I am diagnosed (you should know) with Type one Bipolar disorder at times 'Schitzo affective') It is like having a wooden leg or a scarred face - no handicap to wisdom or its promulgation. Mind you "Just because you're seriously ugly doesn't mean you get to be in the Fellini Movie"

May all beings share my blessings - may all wake up to find themselves part of the tending and gardening of the Pure Land. that is always in the making and never perfect. (The adjective "pure" - otherwise evil - is tempered by the noun "land" unable to be an absolute - just "fine stuff".)

"Perfection" is the new evil

"Sin" (getting it wrong) is the new prayer

"Groovy Feelings" are the new gold of Mammon".

Waking through the mall and watching yourself buy just something you need - is the new meditation. (More correctly these things are "contemplation")

Messner has "discovered" the summit of Everest in the true and human way - as part of our home planet - no need to go there again - any apex is "the edge" - Damma is about the Middle - that has not changed since the new moon in June 1956 when I was born. Nicely in time for this new dawn.

See my other reviews to be sure I'm too crazed for my opinion to matter! (Arf!)

(I am a member of no group or cult though I find myself articulate and "initiate" in all I've come across - good or bad)

Now Marshall - go back to that very nice man with the big stick. - Who said what he did was "wrong" and if so what's the problem? - it was effective and deeply compassionate it seems to me. Perhaps you should ask him to do it again so you can see why it affronted you so. Personally I'd have done it with my tongue and you'd have liked it even less.

Don't crave or dread "The end" the world is not a movie that you consume.

"What about the suffering in Africa?" - we CAN and must fix it - if necessary with concrete things and systems like tanks (hopefully the type that hold water), policemen and the banning of secret off-shore banking. (My "practice" is four hours a week with "The Economist" - small print, deep samadhi!)

If in doubt walk in nature.


READ "THE WISDOM OF CROWDS" ( see my review of it) to undrstand why there can be no Arhat knowing more than all of us and rendering consciousnesss redundant.

Rating: 4 stars
Summary: An Interesting Inquiry into Vipassana Meditation
Review: Vipassana Meditation As Taught By S.N.Goinka is, indeed, a jewel.
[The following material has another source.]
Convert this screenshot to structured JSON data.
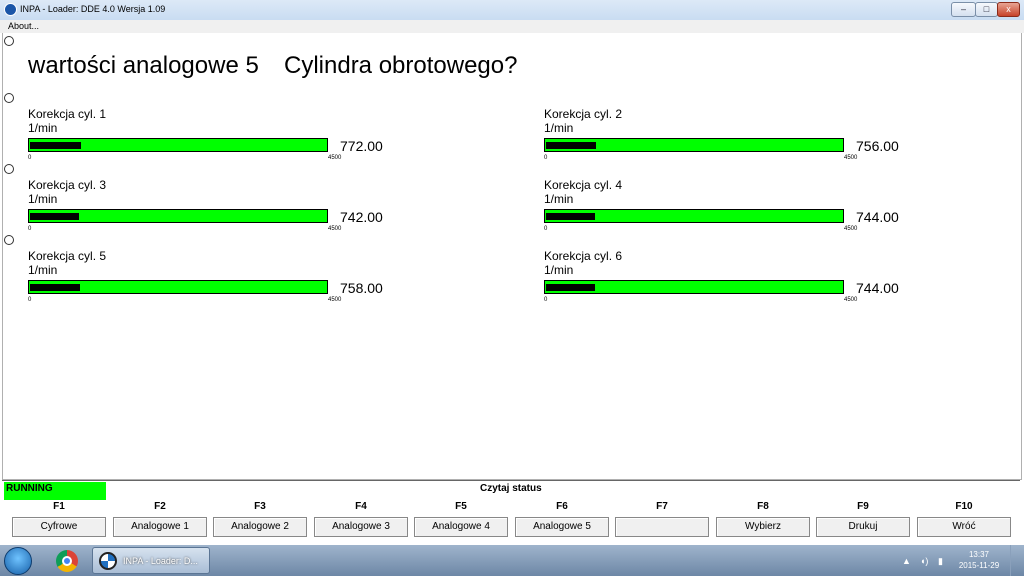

Unfortunately, because of the way his organization is structured, there are few sources of information or perspective on this meditation technique or on the experience of meditation apart from those written by S.N.Goinka himself or his teachers. "Beyond the Breath" by Marshall Glickman is a valuable addition to this too small body of literature.

In "Beyond the Breath" Marshall discusses Buddhism in general, Vipassana meditation in particular, and the scientific and biochemical underpinnings which make Vipassana meditation so effective. All of this in a simple and accessible style which both beginners and experienced meditators will read with enjoyment. Marshall points out some of the critical points concerning Vipassana mediation such as the fact that it is a gradual process; like "a dawn" rather then "a lightning bolt", that we must learn not to "confuse pleasure with happiness", and that the mind-body connection is such that it is possible to understand the term "mind" as including not only the brain and it's congnitive processes but also the body and it's physical sensations. He then goes on to explain how these and other abstract ideas from Buddhist philosophy and cosmology are realized in meditation practice and how such insights lead to a greater happiness.
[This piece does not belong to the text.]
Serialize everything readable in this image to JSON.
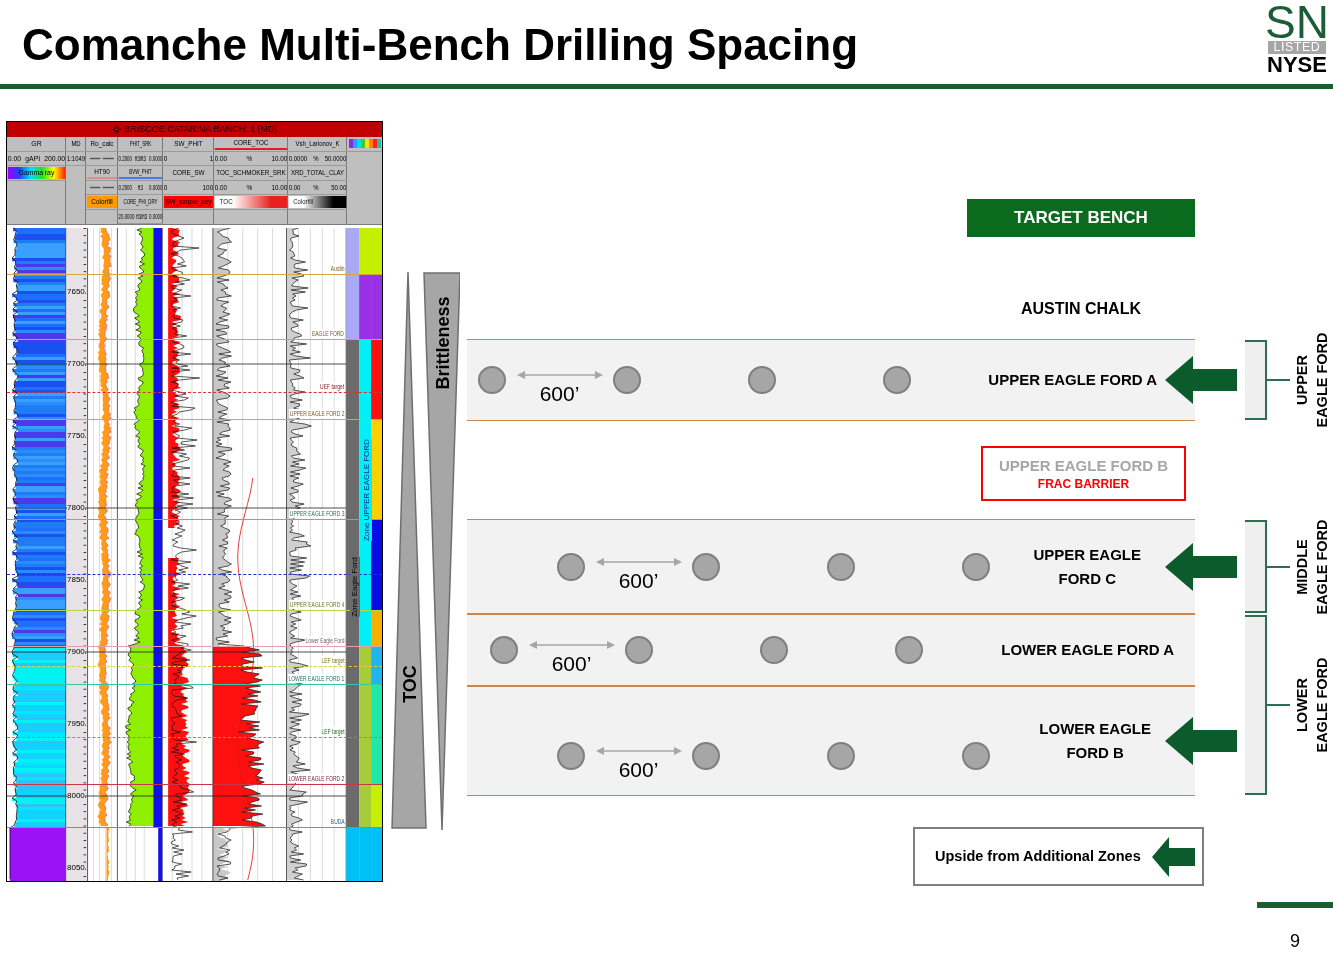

I would, however, express reservations (or perhaps further stress similar assertions made by Marshall) concerning the practical and specific recommendations and meditation instructions contained in this book. I'm not certain that this form of Vipassana can be effectively learned by most people outside of a 10-day course. I would recommend reading these sections of the book as the particular opinions, perspectives and experiences of one meditator rather then as an instruction manual.